Speedy Ortiz, preparing for Madison show, carry Top 100 favorites with them on tour
Speedy Ortiz returns to Madison Friday for the first time since their August Live on King Street show.Image By: Photo Courtesy of Carpark Records
It’s been a hot minute since Speedy Ortiz last hit Madison; or, more specifically, just a few months short of a year since they demolished Live on King Street, opening for tUnE-yArDs. The appearance felt like a bit of a victory lap after the release of 2013’s triumphant Major Arcana and 2014’s equally massive “Real Hair” EP, but it wasn’t the first time they had played the city.
“That was a really cool festival, with tUnE-yArDs, but we also played [in Madison] one time in some type of college dorm type thing … Minor Threat or Hüsker Dü had played there at some point, I think, in the 80s,” drummer Mike Falcone said.
He couldn’t quite recall the venue, but the more he described it, the more it sounded like Speedy Ortiz—and either Minor Threat or Hüsker Dü before them—had eviscerated Sellery Hall at one point in the past. “On the bottom floor there was a big room with a piano in the corner,” Falcone added, “and we spent some time there trying to figure out Wu-Tang songs on piano.”
The band recently added Devin McKnight to their lineup while guitarist Matt Robidoux takes a hiatus from playing. He’s a new element, but his frantic Spiral Stairs-esque style blends perfectly into frontwoman Sadie Dupuis’ anxious song structures—not surprising, since he’s been a fan since the beginning.

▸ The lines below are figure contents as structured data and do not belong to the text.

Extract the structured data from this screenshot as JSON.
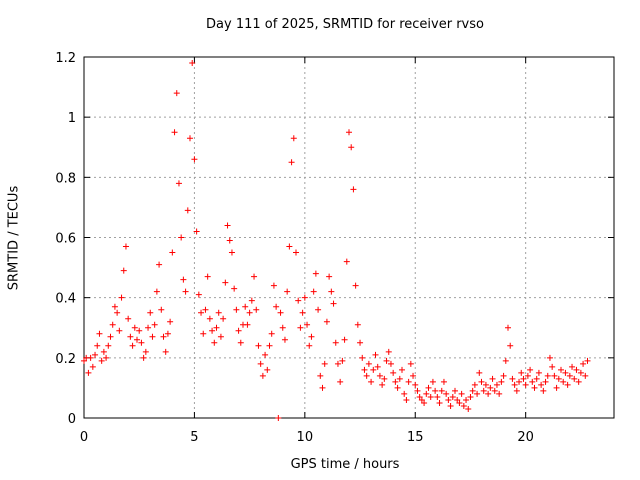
{
  "chart_data": {
    "type": "scatter",
    "title": "Day 111 of 2025, SRMTID for receiver rvso",
    "xlabel": "GPS time / hours",
    "ylabel": "SRMTID / TECUs",
    "xlim": [
      0,
      24
    ],
    "ylim": [
      0,
      1.2
    ],
    "xticks": [
      0,
      5,
      10,
      15,
      20
    ],
    "yticks": [
      0,
      0.2,
      0.4,
      0.6,
      0.8,
      1.0,
      1.2
    ],
    "ytick_labels": [
      "0",
      "0.2",
      "0.4",
      "0.6",
      "0.8",
      "1",
      "1.2"
    ],
    "grid": true,
    "marker": "+",
    "color": "#ff0000",
    "series": [
      {
        "name": "SRMTID",
        "points": [
          [
            0.0,
            0.19
          ],
          [
            0.1,
            0.2
          ],
          [
            0.2,
            0.15
          ],
          [
            0.3,
            0.2
          ],
          [
            0.4,
            0.17
          ],
          [
            0.5,
            0.21
          ],
          [
            0.6,
            0.24
          ],
          [
            0.7,
            0.28
          ],
          [
            0.8,
            0.19
          ],
          [
            0.9,
            0.22
          ],
          [
            1.0,
            0.2
          ],
          [
            1.1,
            0.24
          ],
          [
            1.2,
            0.27
          ],
          [
            1.3,
            0.31
          ],
          [
            1.4,
            0.37
          ],
          [
            1.5,
            0.35
          ],
          [
            1.6,
            0.29
          ],
          [
            1.7,
            0.4
          ],
          [
            1.8,
            0.49
          ],
          [
            1.9,
            0.57
          ],
          [
            2.0,
            0.33
          ],
          [
            2.1,
            0.27
          ],
          [
            2.2,
            0.24
          ],
          [
            2.3,
            0.3
          ],
          [
            2.4,
            0.26
          ],
          [
            2.5,
            0.29
          ],
          [
            2.6,
            0.25
          ],
          [
            2.7,
            0.2
          ],
          [
            2.8,
            0.22
          ],
          [
            2.9,
            0.3
          ],
          [
            3.0,
            0.35
          ],
          [
            3.1,
            0.27
          ],
          [
            3.2,
            0.31
          ],
          [
            3.3,
            0.42
          ],
          [
            3.4,
            0.51
          ],
          [
            3.5,
            0.36
          ],
          [
            3.6,
            0.27
          ],
          [
            3.7,
            0.22
          ],
          [
            3.8,
            0.28
          ],
          [
            3.9,
            0.32
          ],
          [
            4.0,
            0.55
          ],
          [
            4.1,
            0.95
          ],
          [
            4.2,
            1.08
          ],
          [
            4.3,
            0.78
          ],
          [
            4.4,
            0.6
          ],
          [
            4.5,
            0.46
          ],
          [
            4.6,
            0.42
          ],
          [
            4.7,
            0.69
          ],
          [
            4.8,
            0.93
          ],
          [
            4.9,
            1.18
          ],
          [
            5.0,
            0.86
          ],
          [
            5.1,
            0.62
          ],
          [
            5.2,
            0.41
          ],
          [
            5.3,
            0.35
          ],
          [
            5.4,
            0.28
          ],
          [
            5.5,
            0.36
          ],
          [
            5.6,
            0.47
          ],
          [
            5.7,
            0.33
          ],
          [
            5.8,
            0.29
          ],
          [
            5.9,
            0.25
          ],
          [
            6.0,
            0.3
          ],
          [
            6.1,
            0.35
          ],
          [
            6.2,
            0.27
          ],
          [
            6.3,
            0.33
          ],
          [
            6.4,
            0.45
          ],
          [
            6.5,
            0.64
          ],
          [
            6.6,
            0.59
          ],
          [
            6.7,
            0.55
          ],
          [
            6.8,
            0.43
          ],
          [
            6.9,
            0.36
          ],
          [
            7.0,
            0.29
          ],
          [
            7.1,
            0.25
          ],
          [
            7.2,
            0.31
          ],
          [
            7.3,
            0.37
          ],
          [
            7.4,
            0.31
          ],
          [
            7.5,
            0.35
          ],
          [
            7.6,
            0.39
          ],
          [
            7.7,
            0.47
          ],
          [
            7.8,
            0.36
          ],
          [
            7.9,
            0.24
          ],
          [
            8.0,
            0.18
          ],
          [
            8.1,
            0.14
          ],
          [
            8.2,
            0.21
          ],
          [
            8.3,
            0.16
          ],
          [
            8.4,
            0.24
          ],
          [
            8.5,
            0.28
          ],
          [
            8.6,
            0.44
          ],
          [
            8.7,
            0.37
          ],
          [
            8.8,
            0.0
          ],
          [
            8.9,
            0.35
          ],
          [
            9.0,
            0.3
          ],
          [
            9.1,
            0.26
          ],
          [
            9.2,
            0.42
          ],
          [
            9.3,
            0.57
          ],
          [
            9.4,
            0.85
          ],
          [
            9.5,
            0.93
          ],
          [
            9.6,
            0.55
          ],
          [
            9.7,
            0.39
          ],
          [
            9.8,
            0.3
          ],
          [
            9.9,
            0.35
          ],
          [
            10.0,
            0.4
          ],
          [
            10.1,
            0.31
          ],
          [
            10.2,
            0.24
          ],
          [
            10.3,
            0.27
          ],
          [
            10.4,
            0.42
          ],
          [
            10.5,
            0.48
          ],
          [
            10.6,
            0.36
          ],
          [
            10.7,
            0.14
          ],
          [
            10.8,
            0.1
          ],
          [
            10.9,
            0.18
          ],
          [
            11.0,
            0.32
          ],
          [
            11.1,
            0.47
          ],
          [
            11.2,
            0.42
          ],
          [
            11.3,
            0.38
          ],
          [
            11.4,
            0.25
          ],
          [
            11.5,
            0.18
          ],
          [
            11.6,
            0.12
          ],
          [
            11.7,
            0.19
          ],
          [
            11.8,
            0.26
          ],
          [
            11.9,
            0.52
          ],
          [
            12.0,
            0.95
          ],
          [
            12.1,
            0.9
          ],
          [
            12.2,
            0.76
          ],
          [
            12.3,
            0.44
          ],
          [
            12.4,
            0.31
          ],
          [
            12.5,
            0.25
          ],
          [
            12.6,
            0.2
          ],
          [
            12.7,
            0.16
          ],
          [
            12.8,
            0.14
          ],
          [
            12.9,
            0.18
          ],
          [
            13.0,
            0.12
          ],
          [
            13.1,
            0.16
          ],
          [
            13.2,
            0.21
          ],
          [
            13.3,
            0.17
          ],
          [
            13.4,
            0.14
          ],
          [
            13.5,
            0.11
          ],
          [
            13.6,
            0.13
          ],
          [
            13.7,
            0.19
          ],
          [
            13.8,
            0.22
          ],
          [
            13.9,
            0.18
          ],
          [
            14.0,
            0.15
          ],
          [
            14.1,
            0.12
          ],
          [
            14.2,
            0.1
          ],
          [
            14.3,
            0.13
          ],
          [
            14.4,
            0.16
          ],
          [
            14.5,
            0.08
          ],
          [
            14.6,
            0.06
          ],
          [
            14.7,
            0.12
          ],
          [
            14.8,
            0.18
          ],
          [
            14.9,
            0.14
          ],
          [
            15.0,
            0.11
          ],
          [
            15.1,
            0.09
          ],
          [
            15.2,
            0.07
          ],
          [
            15.3,
            0.06
          ],
          [
            15.4,
            0.05
          ],
          [
            15.5,
            0.08
          ],
          [
            15.6,
            0.1
          ],
          [
            15.7,
            0.07
          ],
          [
            15.8,
            0.12
          ],
          [
            15.9,
            0.09
          ],
          [
            16.0,
            0.07
          ],
          [
            16.1,
            0.05
          ],
          [
            16.2,
            0.09
          ],
          [
            16.3,
            0.12
          ],
          [
            16.4,
            0.08
          ],
          [
            16.5,
            0.06
          ],
          [
            16.6,
            0.04
          ],
          [
            16.7,
            0.07
          ],
          [
            16.8,
            0.09
          ],
          [
            16.9,
            0.06
          ],
          [
            17.0,
            0.05
          ],
          [
            17.1,
            0.08
          ],
          [
            17.2,
            0.04
          ],
          [
            17.3,
            0.06
          ],
          [
            17.4,
            0.03
          ],
          [
            17.5,
            0.07
          ],
          [
            17.6,
            0.09
          ],
          [
            17.7,
            0.11
          ],
          [
            17.8,
            0.08
          ],
          [
            17.9,
            0.15
          ],
          [
            18.0,
            0.12
          ],
          [
            18.1,
            0.09
          ],
          [
            18.2,
            0.11
          ],
          [
            18.3,
            0.08
          ],
          [
            18.4,
            0.1
          ],
          [
            18.5,
            0.13
          ],
          [
            18.6,
            0.09
          ],
          [
            18.7,
            0.11
          ],
          [
            18.8,
            0.08
          ],
          [
            18.9,
            0.12
          ],
          [
            19.0,
            0.14
          ],
          [
            19.1,
            0.19
          ],
          [
            19.2,
            0.3
          ],
          [
            19.3,
            0.24
          ],
          [
            19.4,
            0.13
          ],
          [
            19.5,
            0.11
          ],
          [
            19.6,
            0.09
          ],
          [
            19.7,
            0.12
          ],
          [
            19.8,
            0.15
          ],
          [
            19.9,
            0.13
          ],
          [
            20.0,
            0.11
          ],
          [
            20.1,
            0.14
          ],
          [
            20.2,
            0.16
          ],
          [
            20.3,
            0.12
          ],
          [
            20.4,
            0.1
          ],
          [
            20.5,
            0.13
          ],
          [
            20.6,
            0.15
          ],
          [
            20.7,
            0.11
          ],
          [
            20.8,
            0.09
          ],
          [
            20.9,
            0.12
          ],
          [
            21.0,
            0.14
          ],
          [
            21.1,
            0.2
          ],
          [
            21.2,
            0.17
          ],
          [
            21.3,
            0.14
          ],
          [
            21.4,
            0.1
          ],
          [
            21.5,
            0.13
          ],
          [
            21.6,
            0.16
          ],
          [
            21.7,
            0.12
          ],
          [
            21.8,
            0.15
          ],
          [
            21.9,
            0.11
          ],
          [
            22.0,
            0.14
          ],
          [
            22.1,
            0.17
          ],
          [
            22.2,
            0.13
          ],
          [
            22.3,
            0.16
          ],
          [
            22.4,
            0.12
          ],
          [
            22.5,
            0.15
          ],
          [
            22.6,
            0.18
          ],
          [
            22.7,
            0.14
          ],
          [
            22.8,
            0.19
          ]
        ]
      }
    ]
  }
}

“I just remember when Speedy started being a band and I started seeing [them] around Boston more, and [2012 EP] ‘Sports’ came out, and I bought it, and it was great,” he recalled, laughing.
With McKnight on guitar the band recently recorded and released their third album, Foil Deer, another rock-solid entry in the band’s catalog in April. As always, the record is a mess of intricate and cryptic songwriting over snaking indie rock—it wasn’t surprising, then, that Falcone noted Elliott Smith’s ’90s band Heatmiser as a large influence.

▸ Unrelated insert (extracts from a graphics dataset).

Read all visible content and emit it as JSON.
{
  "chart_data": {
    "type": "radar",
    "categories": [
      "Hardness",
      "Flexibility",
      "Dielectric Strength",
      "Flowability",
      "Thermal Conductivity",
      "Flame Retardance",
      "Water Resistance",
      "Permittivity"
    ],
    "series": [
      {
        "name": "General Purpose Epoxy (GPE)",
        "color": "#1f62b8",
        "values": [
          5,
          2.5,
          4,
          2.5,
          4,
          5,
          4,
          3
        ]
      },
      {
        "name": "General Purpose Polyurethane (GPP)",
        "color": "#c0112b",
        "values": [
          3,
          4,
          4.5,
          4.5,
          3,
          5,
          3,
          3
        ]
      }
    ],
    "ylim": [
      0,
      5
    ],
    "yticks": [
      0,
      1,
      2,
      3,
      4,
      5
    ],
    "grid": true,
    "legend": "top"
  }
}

Maybe more than ever before, though, the record demonstrates the band’s investment in pop music. “We listen to a lot of ’90s R&B, a lot of hip-hop, both bad and good, so whenever you kind of hear the pop elements come out in the songwriting—there’s a lot of singy, big R&B hooks,” McKnight said, which explains the roots of the permeating pop in thier music.

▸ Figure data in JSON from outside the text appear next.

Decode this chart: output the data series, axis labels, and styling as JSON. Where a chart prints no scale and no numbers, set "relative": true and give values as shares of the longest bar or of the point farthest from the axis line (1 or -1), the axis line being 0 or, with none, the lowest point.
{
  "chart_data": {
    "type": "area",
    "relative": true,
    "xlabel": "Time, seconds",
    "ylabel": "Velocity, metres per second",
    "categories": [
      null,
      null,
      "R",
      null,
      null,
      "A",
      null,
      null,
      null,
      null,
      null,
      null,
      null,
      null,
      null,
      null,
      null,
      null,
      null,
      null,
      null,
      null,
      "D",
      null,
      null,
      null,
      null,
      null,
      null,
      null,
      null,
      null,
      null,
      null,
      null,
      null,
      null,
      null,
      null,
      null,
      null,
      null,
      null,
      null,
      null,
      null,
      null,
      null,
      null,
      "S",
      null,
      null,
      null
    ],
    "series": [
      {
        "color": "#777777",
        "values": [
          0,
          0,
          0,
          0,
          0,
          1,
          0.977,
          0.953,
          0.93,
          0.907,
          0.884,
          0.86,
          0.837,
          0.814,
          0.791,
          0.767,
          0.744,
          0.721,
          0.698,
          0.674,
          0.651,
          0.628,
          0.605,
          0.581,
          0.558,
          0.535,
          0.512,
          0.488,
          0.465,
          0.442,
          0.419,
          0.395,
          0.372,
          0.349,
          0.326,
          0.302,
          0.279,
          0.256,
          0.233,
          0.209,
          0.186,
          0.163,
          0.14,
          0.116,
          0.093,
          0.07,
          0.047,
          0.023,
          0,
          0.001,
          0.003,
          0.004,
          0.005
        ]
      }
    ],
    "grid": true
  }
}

The pop influences permeate all parts of Speedy Ortiz, as even on tour it makes up the majority of the band’s listening habits. “I like to bring CD-Rs on tour, where you burn, like, the Billboard Top 100 from like, random years, like 2005 or 1995 or something,” said Falcone. “And if we had a really long drive, like seven to eight hours, we’d just listen to the whole thing. We’d end up skipping maybe 30-40 [songs] because a lot of them are really bad.”
“I was actually really surprised,” McKnight added, “I really hated ‘Fergalicious’ and ‘My Humps’ and ‘London Bridge’ when they were new, but they don’t actually sound that bad however many years later. They’ve actually aged very well, which is something I hadn’t expected.”
On the subject of pop music, I had to ask about the band’s feelings regarding Taylor Swift, espoused via early single “Taylor Swift” (featuring the impossibly great line “I got a boy who likes to fuck to Can”).
“A lot of people really get defensive about it. ‘How dare you make fun of her…’ and it’s like, I don’t know, I don’t think we’re making fun of her, this is just objectively what a lot of her songs are about,” Falcone said. “I liked Red a little more than .”
Finally, when I asked the two what would make Friday’s Speedy Ortiz set particularly special, Falcone paused, and then answered, “A crowd that feels a little more intimate is always nice, there’s not as much separation between the stage and the people when you’re playing. And I would say, things like there being… dope beer in the back or something.”